In August 2008, Clement represented London at the opening ceremony of the 2008 Summer Olympics in Beijing, China. Although he was in a relationship at the time, and pre-briefed by MI6, Clement later admitted that he had been lured into a honey trap by the Chinese secret service. After inviting a woman to his hotel room, was drugged to enable details from his BlackBerry to be downloaded and secret papers to be copied.

Clement also spoke on the radio in New York in January 2009 about closer co-operation between cities and what one city can learn from another.

Clement worked on Johnson's Quality of Life agenda, where Clement was responsible for increasing access to public toilets through open-access initiatives with various retailers, including Sainsbury's, Tesco, Asda, John Lewis Partnership), Marks and Spencer and Borders. Clement has also worked to secure Freedom Pass funding, which allowed disabled residents and all over 60s in London to travel on Transport for London during the morning peak, eradicating a long lasting hours' restriction.

===Expenses scandal===
In June 2009, Johnson suspended Clement's use of his GLA credit card, in light of revelations of his use of his official card. It emerged that Clement used the card to buy business class travel on two long-haul British Airways flights to China for the Beijing Olympics, only weeks after the Mayor insisted he was going to fly economy. He also used the card to pay for lunches and dinners with fellow Conservatives and a £700 meal in New York City. Clement broke GLA rules by using his card for "private expenditure" totalling £2,300, including more than £200 on groceries at Tesco and a £535.49 audio system for his Jaguar car, which he then repaid.
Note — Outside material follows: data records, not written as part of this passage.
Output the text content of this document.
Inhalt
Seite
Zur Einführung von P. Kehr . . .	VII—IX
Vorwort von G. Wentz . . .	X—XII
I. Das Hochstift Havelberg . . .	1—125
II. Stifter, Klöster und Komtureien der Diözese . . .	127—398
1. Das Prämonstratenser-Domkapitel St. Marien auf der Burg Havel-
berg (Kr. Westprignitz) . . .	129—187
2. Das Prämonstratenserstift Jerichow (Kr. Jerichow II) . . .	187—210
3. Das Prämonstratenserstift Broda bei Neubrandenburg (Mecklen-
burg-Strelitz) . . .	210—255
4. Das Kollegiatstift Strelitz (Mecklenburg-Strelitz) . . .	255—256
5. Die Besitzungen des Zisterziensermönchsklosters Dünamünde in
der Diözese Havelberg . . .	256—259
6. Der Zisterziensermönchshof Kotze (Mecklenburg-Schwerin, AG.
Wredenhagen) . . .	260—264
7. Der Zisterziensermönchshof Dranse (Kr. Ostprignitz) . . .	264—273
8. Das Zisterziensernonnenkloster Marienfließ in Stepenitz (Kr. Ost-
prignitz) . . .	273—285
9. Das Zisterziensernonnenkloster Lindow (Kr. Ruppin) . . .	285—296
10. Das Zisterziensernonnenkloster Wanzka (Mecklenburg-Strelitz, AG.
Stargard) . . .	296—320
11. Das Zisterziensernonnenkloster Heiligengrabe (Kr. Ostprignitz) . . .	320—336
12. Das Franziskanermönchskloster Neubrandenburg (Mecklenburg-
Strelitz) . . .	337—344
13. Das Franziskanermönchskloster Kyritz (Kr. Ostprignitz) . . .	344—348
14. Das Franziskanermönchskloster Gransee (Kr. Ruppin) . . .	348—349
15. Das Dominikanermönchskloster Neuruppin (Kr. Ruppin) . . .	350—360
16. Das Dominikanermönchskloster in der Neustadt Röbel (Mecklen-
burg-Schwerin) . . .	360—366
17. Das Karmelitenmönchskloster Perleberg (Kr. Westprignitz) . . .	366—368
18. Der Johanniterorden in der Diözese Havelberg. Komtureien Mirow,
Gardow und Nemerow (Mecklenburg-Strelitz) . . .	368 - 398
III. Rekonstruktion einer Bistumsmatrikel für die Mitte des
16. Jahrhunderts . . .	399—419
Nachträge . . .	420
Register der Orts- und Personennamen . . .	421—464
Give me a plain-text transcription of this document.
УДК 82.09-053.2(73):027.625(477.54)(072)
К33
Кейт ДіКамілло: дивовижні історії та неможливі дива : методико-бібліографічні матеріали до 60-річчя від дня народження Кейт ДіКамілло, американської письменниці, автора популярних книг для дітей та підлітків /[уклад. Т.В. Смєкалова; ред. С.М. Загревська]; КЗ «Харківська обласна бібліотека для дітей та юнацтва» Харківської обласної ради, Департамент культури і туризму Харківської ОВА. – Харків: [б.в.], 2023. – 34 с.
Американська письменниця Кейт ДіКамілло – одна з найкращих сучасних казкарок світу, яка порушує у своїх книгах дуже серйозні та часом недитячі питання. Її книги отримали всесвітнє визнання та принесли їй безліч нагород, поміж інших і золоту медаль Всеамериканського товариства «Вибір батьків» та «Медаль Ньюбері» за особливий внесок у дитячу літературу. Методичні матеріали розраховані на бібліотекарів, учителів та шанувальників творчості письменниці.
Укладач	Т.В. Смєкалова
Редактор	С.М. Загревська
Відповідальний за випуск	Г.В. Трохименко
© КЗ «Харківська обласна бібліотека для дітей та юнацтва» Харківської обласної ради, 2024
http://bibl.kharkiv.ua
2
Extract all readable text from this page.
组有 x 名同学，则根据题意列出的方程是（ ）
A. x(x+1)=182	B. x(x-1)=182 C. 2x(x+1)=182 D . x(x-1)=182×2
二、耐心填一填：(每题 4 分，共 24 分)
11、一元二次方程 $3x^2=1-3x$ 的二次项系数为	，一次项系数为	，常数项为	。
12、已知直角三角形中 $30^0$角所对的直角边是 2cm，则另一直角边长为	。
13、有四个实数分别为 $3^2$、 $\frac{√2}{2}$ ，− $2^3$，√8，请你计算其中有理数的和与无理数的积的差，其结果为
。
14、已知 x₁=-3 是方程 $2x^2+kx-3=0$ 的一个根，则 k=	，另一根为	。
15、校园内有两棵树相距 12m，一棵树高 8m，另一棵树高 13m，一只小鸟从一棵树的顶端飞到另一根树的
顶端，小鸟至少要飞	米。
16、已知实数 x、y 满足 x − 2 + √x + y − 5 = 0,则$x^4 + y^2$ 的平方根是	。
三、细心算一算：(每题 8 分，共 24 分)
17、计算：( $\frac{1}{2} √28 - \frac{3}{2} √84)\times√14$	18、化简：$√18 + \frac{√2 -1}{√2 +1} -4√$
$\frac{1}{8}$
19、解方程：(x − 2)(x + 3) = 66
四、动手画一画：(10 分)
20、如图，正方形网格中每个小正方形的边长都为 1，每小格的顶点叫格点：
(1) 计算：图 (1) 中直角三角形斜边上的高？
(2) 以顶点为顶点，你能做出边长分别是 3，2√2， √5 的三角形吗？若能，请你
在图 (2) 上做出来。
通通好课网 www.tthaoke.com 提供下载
Clement was summoned in front of the Greater London Authority audit committee to explain himself, and faced pressure to resign or for Johnson to sack him after full details of his spending are revealed. Johnson initially declined to sack Clement, saying: "There's a difference between what is crass and what is appropriate, what makes me angry and what is actually dishonest. He shouldn't have been buying things on a corporate credit card, that is absolutely wrong. He did repay them, that was the critical thing for me." However, on 22 June, Clements submitted his resignation, which Johnson accepted with the words:
"In the light of the further discrepancies in your expenses that have emerged this morning, it is clear to both of us that your position is untenable."
.

On 4 September 2009 it was announced that Clement had been charged with five offences relating to the use of the credit card

During February 2010 Clement made some strong statements regarding the mayor's lack of respect for the Conservative leader David Cameron, highlighting in particular a serious difference of opinion over the wisdom of investigating the revived Marinair Thames estuary airport proposals for an international airport in the Thames Estuary, east of the Isle of Sheppey, a proposal seen by the mayor as a possible alternative to additional runways at London's existing airports.